There will be 4 foot wide columns that are about 20 feet long going out from 
from the 4 corners of living area and down into the water at 45 degrees, which half of
each column under water.   The bottoms of the floats will make a rectangle about 44 feet wide and 68 long.
From the bottom of each column there will be 
2 cables going to the adjacent corners to hold it in place.
There will also be a cable making a rectangle between the bottoms of all the floats so we have some
redundancy in case one cable breaks.
The seastead is about 30,000 lbs I think but this is NOT a normal boat hull shape,
it is more like a tiny oil platform as far as drag.

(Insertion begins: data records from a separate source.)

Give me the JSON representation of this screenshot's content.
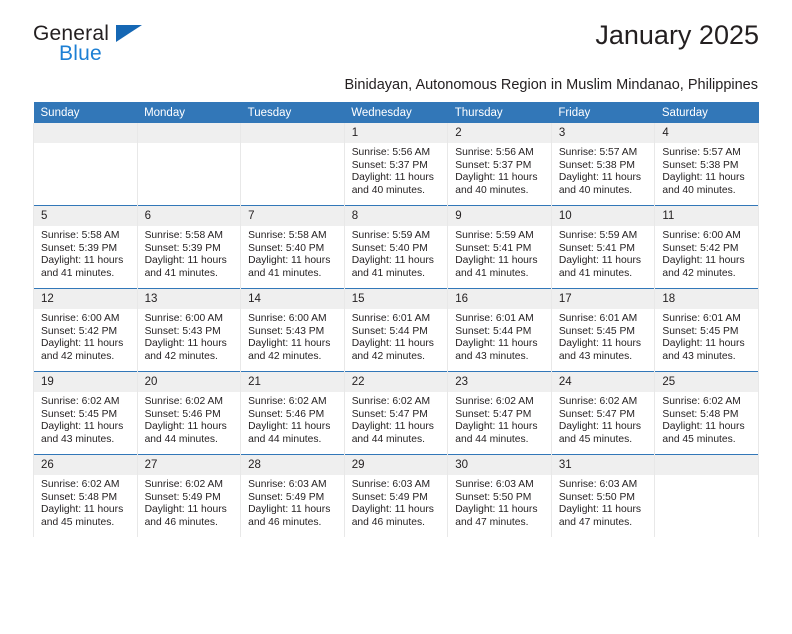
{
  "brand": {
    "name_top": "General",
    "name_bottom": "Blue",
    "triangle_color": "#1567b4",
    "blue_color": "#1c7fd4"
  },
  "header": {
    "month_title": "January 2025",
    "location_subtitle": "Binidayan, Autonomous Region in Muslim Mindanao, Philippines"
  },
  "theme": {
    "header_row_bg": "#3277b8",
    "header_row_text": "#ffffff",
    "daynum_bg": "#efefef",
    "row_divider": "#3277b8",
    "cell_border": "#e8e8e8",
    "text": "#231f20"
  },
  "calendar": {
    "weekday_headers": [
      "Sunday",
      "Monday",
      "Tuesday",
      "Wednesday",
      "Thursday",
      "Friday",
      "Saturday"
    ],
    "labels": {
      "sunrise_prefix": "Sunrise:",
      "sunset_prefix": "Sunset:",
      "daylight_prefix": "Daylight:"
    },
    "weeks": [
      [
        {
          "day": "",
          "blank": true
        },
        {
          "day": "",
          "blank": true
        },
        {
          "day": "",
          "blank": true
        },
        {
          "day": "1",
          "sunrise": "Sunrise: 5:56 AM",
          "sunset": "Sunset: 5:37 PM",
          "daylight_line1": "Daylight: 11 hours",
          "daylight_line2": "and 40 minutes."
        },
        {
          "day": "2",
          "sunrise": "Sunrise: 5:56 AM",
          "sunset": "Sunset: 5:37 PM",
          "daylight_line1": "Daylight: 11 hours",
          "daylight_line2": "and 40 minutes."
        },
        {
          "day": "3",
          "sunrise": "Sunrise: 5:57 AM",
          "sunset": "Sunset: 5:38 PM",
          "daylight_line1": "Daylight: 11 hours",
          "daylight_line2": "and 40 minutes."
        },
        {
          "day": "4",
          "sunrise": "Sunrise: 5:57 AM",
          "sunset": "Sunset: 5:38 PM",
          "daylight_line1": "Daylight: 11 hours",
          "daylight_line2": "and 40 minutes."
        }
      ],
      [
        {
          "day": "5",
          "sunrise": "Sunrise: 5:58 AM",
          "sunset": "Sunset: 5:39 PM",
          "daylight_line1": "Daylight: 11 hours",
          "daylight_line2": "and 41 minutes."
        },
        {
          "day": "6",
          "sunrise": "Sunrise: 5:58 AM",
          "sunset": "Sunset: 5:39 PM",
          "daylight_line1": "Daylight: 11 hours",
          "daylight_line2": "and 41 minutes."
        },
        {
          "day": "7",
          "sunrise": "Sunrise: 5:58 AM",
          "sunset": "Sunset: 5:40 PM",
          "daylight_line1": "Daylight: 11 hours",
          "daylight_line2": "and 41 minutes."
        },
        {
          "day": "8",
          "sunrise": "Sunrise: 5:59 AM",
          "sunset": "Sunset: 5:40 PM",
          "daylight_line1": "Daylight: 11 hours",
          "daylight_line2": "and 41 minutes."
        },
        {
          "day": "9",
          "sunrise": "Sunrise: 5:59 AM",
          "sunset": "Sunset: 5:41 PM",
          "daylight_line1": "Daylight: 11 hours",
          "daylight_line2": "and 41 minutes."
        },
        {
          "day": "10",
          "sunrise": "Sunrise: 5:59 AM",
          "sunset": "Sunset: 5:41 PM",
          "daylight_line1": "Daylight: 11 hours",
          "daylight_line2": "and 41 minutes."
        },
        {
          "day": "11",
          "sunrise": "Sunrise: 6:00 AM",
          "sunset": "Sunset: 5:42 PM",
          "daylight_line1": "Daylight: 11 hours",
          "daylight_line2": "and 42 minutes."
        }
      ],
      [
        {
          "day": "12",
          "sunrise": "Sunrise: 6:00 AM",
          "sunset": "Sunset: 5:42 PM",
          "daylight_line1": "Daylight: 11 hours",
          "daylight_line2": "and 42 minutes."
        },
        {
          "day": "13",
          "sunrise": "Sunrise: 6:00 AM",
          "sunset": "Sunset: 5:43 PM",
          "daylight_line1": "Daylight: 11 hours",
          "daylight_line2": "and 42 minutes."
        },
        {
          "day": "14",
          "sunrise": "Sunrise: 6:00 AM",
          "sunset": "Sunset: 5:43 PM",
          "daylight_line1": "Daylight: 11 hours",
          "daylight_line2": "and 42 minutes."
        },
        {
          "day": "15",
          "sunrise": "Sunrise: 6:01 AM",
          "sunset": "Sunset: 5:44 PM",
          "daylight_line1": "Daylight: 11 hours",
          "daylight_line2": "and 42 minutes."
        },
        {
          "day": "16",
          "sunrise": "Sunrise: 6:01 AM",
          "sunset": "Sunset: 5:44 PM",
          "daylight_line1": "Daylight: 11 hours",
          "daylight_line2": "and 43 minutes."
        },
        {
          "day": "17",
          "sunrise": "Sunrise: 6:01 AM",
          "sunset": "Sunset: 5:45 PM",
          "daylight_line1": "Daylight: 11 hours",
          "daylight_line2": "and 43 minutes."
        },
        {
          "day": "18",
          "sunrise": "Sunrise: 6:01 AM",
          "sunset": "Sunset: 5:45 PM",
          "daylight_line1": "Daylight: 11 hours",
          "daylight_line2": "and 43 minutes."
        }
      ],
      [
        {
          "day": "19",
          "sunrise": "Sunrise: 6:02 AM",
          "sunset": "Sunset: 5:45 PM",
          "daylight_line1": "Daylight: 11 hours",
          "daylight_line2": "and 43 minutes."
        },
        {
          "day": "20",
          "sunrise": "Sunrise: 6:02 AM",
          "sunset": "Sunset: 5:46 PM",
          "daylight_line1": "Daylight: 11 hours",
          "daylight_line2": "and 44 minutes."
        },
        {
          "day": "21",
          "sunrise": "Sunrise: 6:02 AM",
          "sunset": "Sunset: 5:46 PM",
          "daylight_line1": "Daylight: 11 hours",
          "daylight_line2": "and 44 minutes."
        },
        {
          "day": "22",
          "sunrise": "Sunrise: 6:02 AM",
          "sunset": "Sunset: 5:47 PM",
          "daylight_line1": "Daylight: 11 hours",
          "daylight_line2": "and 44 minutes."
        },
        {
          "day": "23",
          "sunrise": "Sunrise: 6:02 AM",
          "sunset": "Sunset: 5:47 PM",
          "daylight_line1": "Daylight: 11 hours",
          "daylight_line2": "and 44 minutes."
        },
        {
          "day": "24",
          "sunrise": "Sunrise: 6:02 AM",
          "sunset": "Sunset: 5:47 PM",
          "daylight_line1": "Daylight: 11 hours",
          "daylight_line2": "and 45 minutes."
        },
        {
          "day": "25",
          "sunrise": "Sunrise: 6:02 AM",
          "sunset": "Sunset: 5:48 PM",
          "daylight_line1": "Daylight: 11 hours",
          "daylight_line2": "and 45 minutes."
        }
      ],
      [
        {
          "day": "26",
          "sunrise": "Sunrise: 6:02 AM",
          "sunset": "Sunset: 5:48 PM",
          "daylight_line1": "Daylight: 11 hours",
          "daylight_line2": "and 45 minutes."
        },
        {
          "day": "27",
          "sunrise": "Sunrise: 6:02 AM",
          "sunset": "Sunset: 5:49 PM",
          "daylight_line1": "Daylight: 11 hours",
          "daylight_line2": "and 46 minutes."
        },
        {
          "day": "28",
          "sunrise": "Sunrise: 6:03 AM",
          "sunset": "Sunset: 5:49 PM",
          "daylight_line1": "Daylight: 11 hours",
          "daylight_line2": "and 46 minutes."
        },
        {
          "day": "29",
          "sunrise": "Sunrise: 6:03 AM",
          "sunset": "Sunset: 5:49 PM",
          "daylight_line1": "Daylight: 11 hours",
          "daylight_line2": "and 46 minutes."
        },
        {
          "day": "30",
          "sunrise": "Sunrise: 6:03 AM",
          "sunset": "Sunset: 5:50 PM",
          "daylight_line1": "Daylight: 11 hours",
          "daylight_line2": "and 47 minutes."
        },
        {
          "day": "31",
          "sunrise": "Sunrise: 6:03 AM",
          "sunset": "Sunset: 5:50 PM",
          "daylight_line1": "Daylight: 11 hours",
          "daylight_line2": "and 47 minutes."
        },
        {
          "day": "",
          "blank": true
        }
      ]
    ]
  }
}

We expect to use 2.5 meter diameter propellers on two submersible mixers and solar power to move
at around 1 MPH plus any help from using eddies.


We are thinking to have the metal work done in China and so want a design where the parts can be shipped.

We are keeping the floats under 4 feet diameter so we can pack 4 of them into a shipping container.

We also want the living area to be modular pieces that can pack into a shipping container.
The frame or beams around the sides will be such that they can fit.
I am thinking of a correlated plate for the body.  This way pieces can easily ship
and then we could bolt them together.  I am thinking either marine aluminum or
duplex stainless steel.   The legs/floats and cables will probably be duplex so there
is some simplicity to having the body also duplex so we don't get galvanic corrosion issues.
It is a tensegrity design and there will be a rubber layer between the legs and the body,
so we could probably get electrical isolation if we go with Marine aluminum.

How would you recommend we design the body so it can be shipped in a container?